ParitKansal's picture
Update README.md
311306e verified
metadata
library_name: transformers
license: apache-2.0
base_model: Helsinki-NLP/opus-mt-en-fr
tags:
  - translation
  - generated_from_trainer
datasets:
  - kde4
metrics:
  - bleu
model-index:
  - name: marian-finetuned-kde4-en-to-fr
    results:
      - task:
          name: Sequence-to-sequence Language Modeling
          type: text2text-generation
        dataset:
          name: kde4
          type: kde4
          config: en-fr
          split: train
          args: en-fr
        metrics:
          - name: Bleu
            type: bleu
            value: 50.54449537679619

Marian Fine-Tuned KDE4 (English-to-French)
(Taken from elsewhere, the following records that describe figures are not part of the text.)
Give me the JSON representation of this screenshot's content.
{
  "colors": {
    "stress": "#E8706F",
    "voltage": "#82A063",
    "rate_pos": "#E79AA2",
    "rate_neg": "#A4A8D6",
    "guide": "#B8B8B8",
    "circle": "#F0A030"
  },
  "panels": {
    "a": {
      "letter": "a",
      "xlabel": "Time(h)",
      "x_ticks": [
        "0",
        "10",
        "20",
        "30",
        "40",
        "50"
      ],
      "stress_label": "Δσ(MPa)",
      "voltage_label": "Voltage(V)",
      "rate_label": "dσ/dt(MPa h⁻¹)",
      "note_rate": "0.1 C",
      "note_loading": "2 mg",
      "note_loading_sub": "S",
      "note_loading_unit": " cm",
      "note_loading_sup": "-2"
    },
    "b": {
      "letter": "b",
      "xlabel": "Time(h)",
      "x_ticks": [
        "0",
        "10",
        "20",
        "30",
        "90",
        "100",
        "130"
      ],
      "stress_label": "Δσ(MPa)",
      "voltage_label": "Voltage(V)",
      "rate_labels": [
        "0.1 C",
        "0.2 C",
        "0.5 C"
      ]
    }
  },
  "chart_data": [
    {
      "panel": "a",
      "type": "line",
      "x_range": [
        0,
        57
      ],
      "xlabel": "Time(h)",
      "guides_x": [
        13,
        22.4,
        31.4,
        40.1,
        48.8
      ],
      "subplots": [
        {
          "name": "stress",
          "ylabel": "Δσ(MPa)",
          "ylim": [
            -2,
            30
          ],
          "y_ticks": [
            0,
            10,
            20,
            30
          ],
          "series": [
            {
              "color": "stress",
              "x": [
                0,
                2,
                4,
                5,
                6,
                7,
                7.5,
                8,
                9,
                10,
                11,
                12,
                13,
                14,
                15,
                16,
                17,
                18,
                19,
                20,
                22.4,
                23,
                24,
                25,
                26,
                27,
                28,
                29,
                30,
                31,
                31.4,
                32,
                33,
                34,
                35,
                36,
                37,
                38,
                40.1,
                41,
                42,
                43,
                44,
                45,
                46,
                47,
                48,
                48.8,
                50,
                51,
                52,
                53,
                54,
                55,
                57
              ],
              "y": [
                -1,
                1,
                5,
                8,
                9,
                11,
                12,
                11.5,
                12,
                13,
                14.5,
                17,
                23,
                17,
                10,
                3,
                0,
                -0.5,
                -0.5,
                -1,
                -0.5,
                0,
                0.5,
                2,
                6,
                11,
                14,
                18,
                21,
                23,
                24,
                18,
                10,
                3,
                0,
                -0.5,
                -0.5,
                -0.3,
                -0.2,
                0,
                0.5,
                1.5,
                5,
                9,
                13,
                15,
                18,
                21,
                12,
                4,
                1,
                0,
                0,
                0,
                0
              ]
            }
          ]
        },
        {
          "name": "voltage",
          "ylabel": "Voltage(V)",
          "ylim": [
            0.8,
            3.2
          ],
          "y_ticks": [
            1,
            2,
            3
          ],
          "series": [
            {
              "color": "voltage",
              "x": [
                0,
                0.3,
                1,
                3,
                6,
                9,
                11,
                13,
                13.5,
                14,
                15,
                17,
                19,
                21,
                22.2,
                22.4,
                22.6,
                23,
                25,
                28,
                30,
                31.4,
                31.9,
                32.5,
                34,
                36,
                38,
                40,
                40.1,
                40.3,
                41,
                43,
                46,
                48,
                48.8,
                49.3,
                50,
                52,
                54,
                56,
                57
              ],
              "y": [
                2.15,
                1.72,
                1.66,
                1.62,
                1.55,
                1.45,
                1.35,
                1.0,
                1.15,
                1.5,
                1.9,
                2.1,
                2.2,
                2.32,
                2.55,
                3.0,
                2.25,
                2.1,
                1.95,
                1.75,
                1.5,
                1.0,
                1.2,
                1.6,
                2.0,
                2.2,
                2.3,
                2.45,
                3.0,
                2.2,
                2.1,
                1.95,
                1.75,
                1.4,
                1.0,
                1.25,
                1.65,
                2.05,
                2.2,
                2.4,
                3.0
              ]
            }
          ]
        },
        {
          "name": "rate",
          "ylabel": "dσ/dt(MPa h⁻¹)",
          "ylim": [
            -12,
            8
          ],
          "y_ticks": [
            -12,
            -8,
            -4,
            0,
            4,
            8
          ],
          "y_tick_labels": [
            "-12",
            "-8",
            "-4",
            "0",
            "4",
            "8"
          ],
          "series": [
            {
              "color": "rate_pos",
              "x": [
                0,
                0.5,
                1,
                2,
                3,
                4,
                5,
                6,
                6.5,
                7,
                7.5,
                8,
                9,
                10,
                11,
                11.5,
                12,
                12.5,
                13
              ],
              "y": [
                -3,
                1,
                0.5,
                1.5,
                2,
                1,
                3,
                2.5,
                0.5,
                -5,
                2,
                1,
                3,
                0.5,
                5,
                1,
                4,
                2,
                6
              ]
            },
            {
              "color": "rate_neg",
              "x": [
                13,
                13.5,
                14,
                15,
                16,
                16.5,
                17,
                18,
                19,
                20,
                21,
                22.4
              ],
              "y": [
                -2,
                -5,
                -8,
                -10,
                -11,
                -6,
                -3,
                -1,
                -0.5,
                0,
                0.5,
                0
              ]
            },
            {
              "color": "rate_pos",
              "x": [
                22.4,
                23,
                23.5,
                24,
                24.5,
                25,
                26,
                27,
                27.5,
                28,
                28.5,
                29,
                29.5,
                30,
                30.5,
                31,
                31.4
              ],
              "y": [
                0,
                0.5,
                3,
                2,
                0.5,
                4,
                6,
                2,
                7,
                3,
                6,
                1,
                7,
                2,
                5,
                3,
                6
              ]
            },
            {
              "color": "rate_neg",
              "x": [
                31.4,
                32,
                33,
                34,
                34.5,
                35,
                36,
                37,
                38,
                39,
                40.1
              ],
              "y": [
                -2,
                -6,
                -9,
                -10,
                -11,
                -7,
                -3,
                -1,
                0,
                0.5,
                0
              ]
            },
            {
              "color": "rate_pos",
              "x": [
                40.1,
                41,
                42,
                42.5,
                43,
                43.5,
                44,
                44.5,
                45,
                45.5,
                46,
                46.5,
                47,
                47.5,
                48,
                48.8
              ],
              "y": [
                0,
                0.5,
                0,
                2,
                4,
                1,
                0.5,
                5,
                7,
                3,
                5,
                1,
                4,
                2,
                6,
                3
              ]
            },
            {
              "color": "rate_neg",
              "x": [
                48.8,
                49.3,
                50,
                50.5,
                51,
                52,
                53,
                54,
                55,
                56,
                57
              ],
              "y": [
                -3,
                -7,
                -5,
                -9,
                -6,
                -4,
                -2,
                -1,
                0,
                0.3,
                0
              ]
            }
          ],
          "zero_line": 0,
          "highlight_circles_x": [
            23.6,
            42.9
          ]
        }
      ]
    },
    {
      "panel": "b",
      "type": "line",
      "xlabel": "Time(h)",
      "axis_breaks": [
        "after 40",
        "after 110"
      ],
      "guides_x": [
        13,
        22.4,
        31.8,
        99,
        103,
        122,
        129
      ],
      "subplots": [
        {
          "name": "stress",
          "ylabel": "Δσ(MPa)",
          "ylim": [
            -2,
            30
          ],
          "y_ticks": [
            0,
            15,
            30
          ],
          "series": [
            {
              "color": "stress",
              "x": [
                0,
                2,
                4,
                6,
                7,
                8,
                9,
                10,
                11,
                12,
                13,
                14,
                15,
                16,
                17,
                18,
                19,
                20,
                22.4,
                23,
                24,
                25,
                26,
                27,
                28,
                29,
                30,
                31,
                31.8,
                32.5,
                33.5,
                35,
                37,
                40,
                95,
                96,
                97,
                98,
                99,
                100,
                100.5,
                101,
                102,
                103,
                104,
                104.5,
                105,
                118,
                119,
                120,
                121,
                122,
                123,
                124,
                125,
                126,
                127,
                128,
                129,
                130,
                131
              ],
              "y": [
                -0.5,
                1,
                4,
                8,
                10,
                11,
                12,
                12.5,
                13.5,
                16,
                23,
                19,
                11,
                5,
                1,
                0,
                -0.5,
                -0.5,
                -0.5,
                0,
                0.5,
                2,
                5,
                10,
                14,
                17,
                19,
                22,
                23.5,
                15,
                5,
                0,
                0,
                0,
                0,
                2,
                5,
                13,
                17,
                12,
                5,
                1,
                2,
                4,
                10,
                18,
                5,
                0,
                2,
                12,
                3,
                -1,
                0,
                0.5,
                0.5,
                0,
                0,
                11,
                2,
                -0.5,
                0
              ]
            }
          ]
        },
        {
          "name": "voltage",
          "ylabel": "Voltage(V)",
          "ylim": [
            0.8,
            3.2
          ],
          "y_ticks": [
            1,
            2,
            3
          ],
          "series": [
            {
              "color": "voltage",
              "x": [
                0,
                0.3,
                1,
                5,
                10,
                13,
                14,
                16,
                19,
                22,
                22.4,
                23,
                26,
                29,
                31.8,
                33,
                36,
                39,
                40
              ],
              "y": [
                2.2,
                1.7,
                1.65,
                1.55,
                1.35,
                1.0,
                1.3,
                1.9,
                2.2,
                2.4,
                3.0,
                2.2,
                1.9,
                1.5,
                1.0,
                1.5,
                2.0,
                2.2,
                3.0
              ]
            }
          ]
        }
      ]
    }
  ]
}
This model is a fine-tuned version of Helsinki-NLP/opus-mt-en-fr using the KDE4 dataset. It achieves the following results on the evaluation set:

  • Loss: 0.9620
  • BLEU: 50.5445

Model Description

This English-to-French translation model has been fine-tuned specifically on the KDE4 dataset. The base model, Helsinki-NLP/opus-mt-en-fr, is part of the MarianMT family, renowned for its efficiency and high-quality neural machine translation capabilities.
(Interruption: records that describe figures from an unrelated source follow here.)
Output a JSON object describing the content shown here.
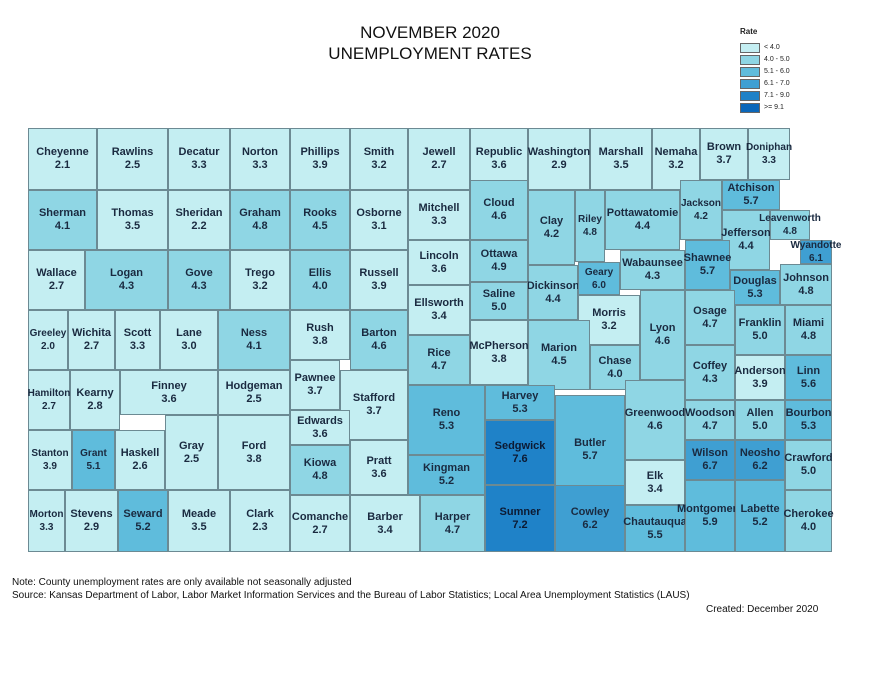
{
  "title": {
    "line1": "NOVEMBER 2020",
    "line2": "UNEMPLOYMENT RATES"
  },
  "legend": {
    "title": "Rate",
    "bins": [
      {
        "label": "< 4.0",
        "color": "#c4eef2"
      },
      {
        "label": "4.0 - 5.0",
        "color": "#8fd6e4"
      },
      {
        "label": "5.1 - 6.0",
        "color": "#5fbcdc"
      },
      {
        "label": "6.1 - 7.0",
        "color": "#3f9fd2"
      },
      {
        "label": "7.1 - 9.0",
        "color": "#1f82c8"
      },
      {
        "label": ">= 9.1",
        "color": "#0b67b9"
      }
    ]
  },
  "counties": [
    {
      "name": "Cheyenne",
      "rate": "2.1"
    },
    {
      "name": "Rawlins",
      "rate": "2.5"
    },
    {
      "name": "Decatur",
      "rate": "3.3"
    },
    {
      "name": "Norton",
      "rate": "3.3"
    },
    {
      "name": "Phillips",
      "rate": "3.9"
    },
    {
      "name": "Smith",
      "rate": "3.2"
    },
    {
      "name": "Jewell",
      "rate": "2.7"
    },
    {
      "name": "Republic",
      "rate": "3.6"
    },
    {
      "name": "Washington",
      "rate": "2.9"
    },
    {
      "name": "Marshall",
      "rate": "3.5"
    },
    {
      "name": "Nemaha",
      "rate": "3.2"
    },
    {
      "name": "Brown",
      "rate": "3.7"
    },
    {
      "name": "Doniphan",
      "rate": "3.3"
    },
    {
      "name": "Sherman",
      "rate": "4.1"
    },
    {
      "name": "Thomas",
      "rate": "3.5"
    },
    {
      "name": "Sheridan",
      "rate": "2.2"
    },
    {
      "name": "Graham",
      "rate": "4.8"
    },
    {
      "name": "Rooks",
      "rate": "4.5"
    },
    {
      "name": "Osborne",
      "rate": "3.1"
    },
    {
      "name": "Mitchell",
      "rate": "3.3"
    },
    {
      "name": "Cloud",
      "rate": "4.6"
    },
    {
      "name": "Clay",
      "rate": "4.2"
    },
    {
      "name": "Riley",
      "rate": "4.8"
    },
    {
      "name": "Pottawatomie",
      "rate": "4.4"
    },
    {
      "name": "Jackson",
      "rate": "4.2"
    },
    {
      "name": "Atchison",
      "rate": "5.7"
    },
    {
      "name": "Jefferson",
      "rate": "4.4"
    },
    {
      "name": "Leavenworth",
      "rate": "4.8"
    },
    {
      "name": "Wyandotte",
      "rate": "6.1"
    },
    {
      "name": "Wallace",
      "rate": "2.7"
    },
    {
      "name": "Logan",
      "rate": "4.3"
    },
    {
      "name": "Gove",
      "rate": "4.3"
    },
    {
      "name": "Trego",
      "rate": "3.2"
    },
    {
      "name": "Ellis",
      "rate": "4.0"
    },
    {
      "name": "Russell",
      "rate": "3.9"
    },
    {
      "name": "Lincoln",
      "rate": "3.6"
    },
    {
      "name": "Ottawa",
      "rate": "4.9"
    },
    {
      "name": "Dickinson",
      "rate": "4.4"
    },
    {
      "name": "Geary",
      "rate": "6.0"
    },
    {
      "name": "Wabaunsee",
      "rate": "4.3"
    },
    {
      "name": "Shawnee",
      "rate": "5.7"
    },
    {
      "name": "Douglas",
      "rate": "5.3"
    },
    {
      "name": "Johnson",
      "rate": "4.8"
    },
    {
      "name": "Greeley",
      "rate": "2.0"
    },
    {
      "name": "Wichita",
      "rate": "2.7"
    },
    {
      "name": "Scott",
      "rate": "3.3"
    },
    {
      "name": "Lane",
      "rate": "3.0"
    },
    {
      "name": "Ness",
      "rate": "4.1"
    },
    {
      "name": "Rush",
      "rate": "3.8"
    },
    {
      "name": "Barton",
      "rate": "4.6"
    },
    {
      "name": "Ellsworth",
      "rate": "3.4"
    },
    {
      "name": "Saline",
      "rate": "5.0"
    },
    {
      "name": "Morris",
      "rate": "3.2"
    },
    {
      "name": "Lyon",
      "rate": "4.6"
    },
    {
      "name": "Osage",
      "rate": "4.7"
    },
    {
      "name": "Franklin",
      "rate": "5.0"
    },
    {
      "name": "Miami",
      "rate": "4.8"
    },
    {
      "name": "Rice",
      "rate": "4.7"
    },
    {
      "name": "McPherson",
      "rate": "3.8"
    },
    {
      "name": "Marion",
      "rate": "4.5"
    },
    {
      "name": "Chase",
      "rate": "4.0"
    },
    {
      "name": "Hamilton",
      "rate": "2.7"
    },
    {
      "name": "Kearny",
      "rate": "2.8"
    },
    {
      "name": "Finney",
      "rate": "3.6"
    },
    {
      "name": "Hodgeman",
      "rate": "2.5"
    },
    {
      "name": "Pawnee",
      "rate": "3.7"
    },
    {
      "name": "Stafford",
      "rate": "3.7"
    },
    {
      "name": "Reno",
      "rate": "5.3"
    },
    {
      "name": "Harvey",
      "rate": "5.3"
    },
    {
      "name": "Butler",
      "rate": "5.7"
    },
    {
      "name": "Greenwood",
      "rate": "4.6"
    },
    {
      "name": "Coffey",
      "rate": "4.3"
    },
    {
      "name": "Anderson",
      "rate": "3.9"
    },
    {
      "name": "Linn",
      "rate": "5.6"
    },
    {
      "name": "Stanton",
      "rate": "3.9"
    },
    {
      "name": "Grant",
      "rate": "5.1"
    },
    {
      "name": "Haskell",
      "rate": "2.6"
    },
    {
      "name": "Gray",
      "rate": "2.5"
    },
    {
      "name": "Ford",
      "rate": "3.8"
    },
    {
      "name": "Edwards",
      "rate": "3.6"
    },
    {
      "name": "Kiowa",
      "rate": "4.8"
    },
    {
      "name": "Pratt",
      "rate": "3.6"
    },
    {
      "name": "Kingman",
      "rate": "5.2"
    },
    {
      "name": "Sedgwick",
      "rate": "7.6"
    },
    {
      "name": "Woodson",
      "rate": "4.7"
    },
    {
      "name": "Allen",
      "rate": "5.0"
    },
    {
      "name": "Bourbon",
      "rate": "5.3"
    },
    {
      "name": "Wilson",
      "rate": "6.7"
    },
    {
      "name": "Neosho",
      "rate": "6.2"
    },
    {
      "name": "Crawford",
      "rate": "5.0"
    },
    {
      "name": "Elk",
      "rate": "3.4"
    },
    {
      "name": "Morton",
      "rate": "3.3"
    },
    {
      "name": "Stevens",
      "rate": "2.9"
    },
    {
      "name": "Seward",
      "rate": "5.2"
    },
    {
      "name": "Meade",
      "rate": "3.5"
    },
    {
      "name": "Clark",
      "rate": "2.3"
    },
    {
      "name": "Comanche",
      "rate": "2.7"
    },
    {
      "name": "Barber",
      "rate": "3.4"
    },
    {
      "name": "Harper",
      "rate": "4.7"
    },
    {
      "name": "Sumner",
      "rate": "7.2"
    },
    {
      "name": "Cowley",
      "rate": "6.2"
    },
    {
      "name": "Chautauqua",
      "rate": "5.5"
    },
    {
      "name": "Montgomery",
      "rate": "5.9"
    },
    {
      "name": "Labette",
      "rate": "5.2"
    },
    {
      "name": "Cherokee",
      "rate": "4.0"
    }
  ],
  "notes": {
    "note": "Note: County unemployment rates are only available not seasonally adjusted",
    "source": "Source: Kansas Department of Labor, Labor Market Information Services and the Bureau of Labor Statistics; Local Area Unemployment Statistics (LAUS)",
    "created": "Created:  December 2020"
  }
}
Intended Uses & Limitations

Intended Uses

  • Translating English text into French.
  • High-quality translations in the context of software localization, especially related to KDE4.

Limitations

  • Performance may decline on texts outside the KDE4 domain.
  • Struggles with idiomatic expressions, specialized technical jargon, or ambiguous content.
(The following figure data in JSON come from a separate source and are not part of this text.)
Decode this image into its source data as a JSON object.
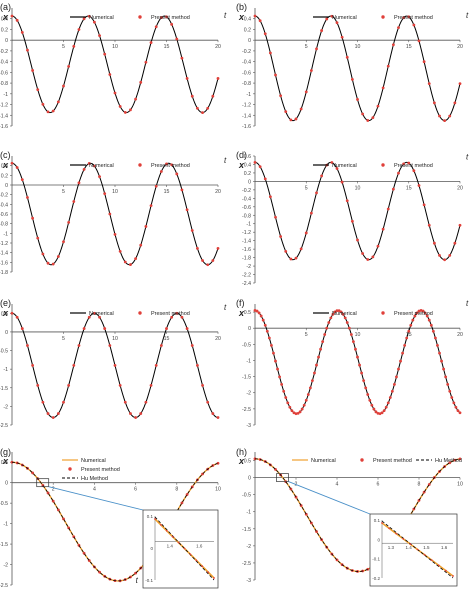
{
  "charts": [
    {
      "type": "line",
      "panel_label": "(a)",
      "ylabel": "x",
      "xlabel": "t",
      "legend": [
        "Numerical",
        "Present method"
      ],
      "x_ticks": [
        "5",
        "10",
        "15",
        "20"
      ],
      "y_ticks": [
        "0.4",
        "0.2",
        "0",
        "-0.2",
        "-0.4",
        "-0.6",
        "-0.8",
        "-1",
        "-1.2",
        "-1.4",
        "-1.6"
      ],
      "xlim": [
        0,
        20
      ],
      "ylim": [
        -1.6,
        0.6
      ],
      "chart_data": {
        "type": "line",
        "x_range": [
          0,
          20
        ],
        "series": [
          {
            "name": "Numerical",
            "kind": "line",
            "amplitude": 0.9,
            "center": -0.45,
            "period": 7.4,
            "start": 0.45
          },
          {
            "name": "Present method",
            "kind": "scatter",
            "amplitude": 0.9,
            "center": -0.45,
            "period": 7.4,
            "start": 0.45,
            "step": 0.5
          }
        ]
      }
    },
    {
      "type": "line",
      "panel_label": "(b)",
      "ylabel": "x",
      "xlabel": "t",
      "legend": [
        "Numerical",
        "Present method"
      ],
      "x_ticks": [
        "5",
        "10",
        "15",
        "20"
      ],
      "y_ticks": [
        "0.4",
        "0.2",
        "0",
        "-0.2",
        "-0.4",
        "-0.6",
        "-0.8",
        "-1",
        "-1.2",
        "-1.4",
        "-1.6"
      ],
      "xlim": [
        0,
        20
      ],
      "ylim": [
        -1.6,
        0.6
      ],
      "chart_data": {
        "type": "line",
        "x_range": [
          0,
          20
        ],
        "series": [
          {
            "name": "Numerical",
            "kind": "line",
            "amplitude": 0.975,
            "center": -0.525,
            "period": 7.4,
            "start": 0.45
          },
          {
            "name": "Present method",
            "kind": "scatter",
            "amplitude": 0.975,
            "center": -0.525,
            "period": 7.4,
            "start": 0.45,
            "step": 0.5
          }
        ]
      }
    },
    {
      "type": "line",
      "panel_label": "(c)",
      "ylabel": "x",
      "xlabel": "t",
      "legend": [
        "Numerical",
        "Present method"
      ],
      "x_ticks": [
        "5",
        "10",
        "15",
        "20"
      ],
      "y_ticks": [
        "0.4",
        "0.2",
        "0",
        "-0.2",
        "-0.4",
        "-0.6",
        "-0.8",
        "-1",
        "-1.2",
        "-1.4",
        "-1.6",
        "-1.8"
      ],
      "xlim": [
        0,
        20
      ],
      "ylim": [
        -1.8,
        0.6
      ],
      "chart_data": {
        "type": "line",
        "x_range": [
          0,
          20
        ],
        "series": [
          {
            "name": "Numerical",
            "kind": "line",
            "amplitude": 1.05,
            "center": -0.6,
            "period": 7.6,
            "start": 0.45
          },
          {
            "name": "Present method",
            "kind": "scatter",
            "amplitude": 1.05,
            "center": -0.6,
            "period": 7.6,
            "start": 0.45,
            "step": 0.5
          }
        ]
      }
    },
    {
      "type": "line",
      "panel_label": "(d)",
      "ylabel": "x",
      "xlabel": "t",
      "legend": [
        "Numerical",
        "Present method"
      ],
      "x_ticks": [
        "5",
        "10",
        "15",
        "20"
      ],
      "y_ticks": [
        "0.6",
        "0.4",
        "0.2",
        "0",
        "-0.2",
        "-0.4",
        "-0.6",
        "-0.8",
        "-1",
        "-1.2",
        "-1.4",
        "-1.6",
        "-1.8",
        "-2",
        "-2.2",
        "-2.4"
      ],
      "xlim": [
        0,
        20
      ],
      "ylim": [
        -2.4,
        0.6
      ],
      "chart_data": {
        "type": "line",
        "x_range": [
          0,
          20
        ],
        "series": [
          {
            "name": "Numerical",
            "kind": "line",
            "amplitude": 1.15,
            "center": -0.7,
            "period": 7.4,
            "start": 0.45
          },
          {
            "name": "Present method",
            "kind": "scatter",
            "amplitude": 1.15,
            "center": -0.7,
            "period": 7.4,
            "start": 0.45,
            "step": 0.5
          }
        ]
      }
    },
    {
      "type": "line",
      "panel_label": "(e)",
      "ylabel": "x",
      "xlabel": "t",
      "legend": [
        "Numerical",
        "Present method"
      ],
      "x_ticks": [
        "5",
        "10",
        "15",
        "20"
      ],
      "y_ticks": [
        "0.5",
        "0",
        "-0.5",
        "-1",
        "-1.5",
        "-2",
        "-2.5"
      ],
      "xlim": [
        0,
        20
      ],
      "ylim": [
        -2.5,
        0.75
      ],
      "chart_data": {
        "type": "line",
        "x_range": [
          0,
          20
        ],
        "series": [
          {
            "name": "Numerical",
            "kind": "line",
            "amplitude": 1.4,
            "center": -0.9,
            "period": 8.0,
            "start": 0.5
          },
          {
            "name": "Present method",
            "kind": "scatter",
            "amplitude": 1.4,
            "center": -0.9,
            "period": 8.0,
            "start": 0.5,
            "step": 0.5
          }
        ]
      }
    },
    {
      "type": "line",
      "panel_label": "(f)",
      "ylabel": "x",
      "xlabel": "t",
      "legend": [
        "Numerical",
        "Present method"
      ],
      "x_ticks": [
        "5",
        "10",
        "15",
        "20"
      ],
      "y_ticks": [
        "0.5",
        "0",
        "-0.5",
        "-1",
        "-1.5",
        "-2",
        "-2.5",
        "-3"
      ],
      "xlim": [
        0,
        20
      ],
      "ylim": [
        -3,
        0.75
      ],
      "chart_data": {
        "type": "line",
        "x_range": [
          0,
          20
        ],
        "series": [
          {
            "name": "Numerical",
            "kind": "line",
            "amplitude": 1.6,
            "center": -1.05,
            "period": 8.1,
            "start": 0.55
          },
          {
            "name": "Present method",
            "kind": "scatter",
            "amplitude": 1.6,
            "center": -1.05,
            "period": 8.1,
            "start": 0.55,
            "step": 0.2
          }
        ]
      }
    },
    {
      "type": "line",
      "panel_label": "(g)",
      "ylabel": "x",
      "xlabel": "t",
      "legend": [
        "Numerical",
        "Present method",
        "Hu Method"
      ],
      "x_ticks": [
        "2",
        "4",
        "6",
        "8",
        "10"
      ],
      "y_ticks": [
        "0.5",
        "0",
        "-0.5",
        "-1",
        "-1.5",
        "-2",
        "-2.5"
      ],
      "xlim": [
        0,
        10
      ],
      "ylim": [
        -2.5,
        0.75
      ],
      "inset": {
        "x_ticks": [
          "1.4",
          "1.6"
        ],
        "y_ticks": [
          "0.1",
          "0",
          "-0.1"
        ]
      },
      "chart_data": {
        "type": "line",
        "x_range": [
          0,
          10
        ],
        "series": [
          {
            "name": "Numerical",
            "kind": "line",
            "amplitude": 1.45,
            "center": -0.95,
            "period": 10.3,
            "start": 0.5
          },
          {
            "name": "Present method",
            "kind": "scatter",
            "amplitude": 1.45,
            "center": -0.95,
            "period": 10.3,
            "start": 0.5,
            "step": 0.25
          },
          {
            "name": "Hu Method",
            "kind": "dashed",
            "amplitude": 1.45,
            "center": -0.95,
            "period": 10.3,
            "start": 0.5
          }
        ]
      }
    },
    {
      "type": "line",
      "panel_label": "(h)",
      "ylabel": "x",
      "xlabel": "t",
      "legend": [
        "Numerical",
        "Present method",
        "Hu Method"
      ],
      "x_ticks": [
        "2",
        "4",
        "6",
        "8",
        "10"
      ],
      "y_ticks": [
        "0.5",
        "0",
        "-0.5",
        "-1",
        "-1.5",
        "-2",
        "-2.5",
        "-3"
      ],
      "xlim": [
        0,
        10
      ],
      "ylim": [
        -3,
        0.75
      ],
      "inset": {
        "x_ticks": [
          "1.3",
          "1.4",
          "1.5",
          "1.6"
        ],
        "y_ticks": [
          "0.1",
          "0",
          "-0.1",
          "-0.2"
        ]
      },
      "chart_data": {
        "type": "line",
        "x_range": [
          0,
          10
        ],
        "series": [
          {
            "name": "Numerical",
            "kind": "line",
            "amplitude": 1.65,
            "center": -1.1,
            "period": 10.1,
            "start": 0.55
          },
          {
            "name": "Present method",
            "kind": "scatter",
            "amplitude": 1.65,
            "center": -1.1,
            "period": 10.1,
            "start": 0.55,
            "step": 0.25
          },
          {
            "name": "Hu Method",
            "kind": "dashed",
            "amplitude": 1.65,
            "center": -1.1,
            "period": 10.1,
            "start": 0.55
          }
        ]
      }
    }
  ],
  "colors": {
    "line": "#000000",
    "marker": "#e0403a",
    "orange": "#f0a030",
    "connector": "#4a90c8"
  }
}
Training & Evaluation Data

The model was fine-tuned on the KDE4 dataset, a specialized resource for machine translation in software localization. The evaluation metrics reflect the model's performance on this domain-specific data.


Training Procedure

Hyperparameters

  • Learning Rate: 2e-05
  • Train Batch Size: 32
  • Eval Batch Size: 64
  • Seed: 42
  • Optimizer: AdamW with betas=(0.9, 0.999), epsilon=1e-08
  • LR Scheduler: Linear
  • Epochs: 1
  • Mixed Precision Training: Native AMP

Results

  • Loss: 0.9620
  • BLEU: 50.5445

Training Loss Progression

Step Training Loss
500 1.2253
1000 1.2165
1500 1.1913
2000 1.1404
2500 1.1178
3000 1.0900
3500 1.0594
4000 1.0512
4500 1.0633
5000 1.0405
5500 1.0316

Framework Versions

  • Transformers: 4.47.1
  • PyTorch: 2.5.1+cu121
  • Datasets: 3.2.0
  • Tokenizers: 0.21.0

Example Usage

from transformers import pipeline

# Load the model
model_checkpoint = "ParitKansal/marian-finetuned-kde4-en-to-fr"
translator = pipeline("translation", model=model_checkpoint)

# Translate text
translation = translator("Default to expanded threads")
print(translation)

This script demonstrates how to use the model for English-to-French translation tasks.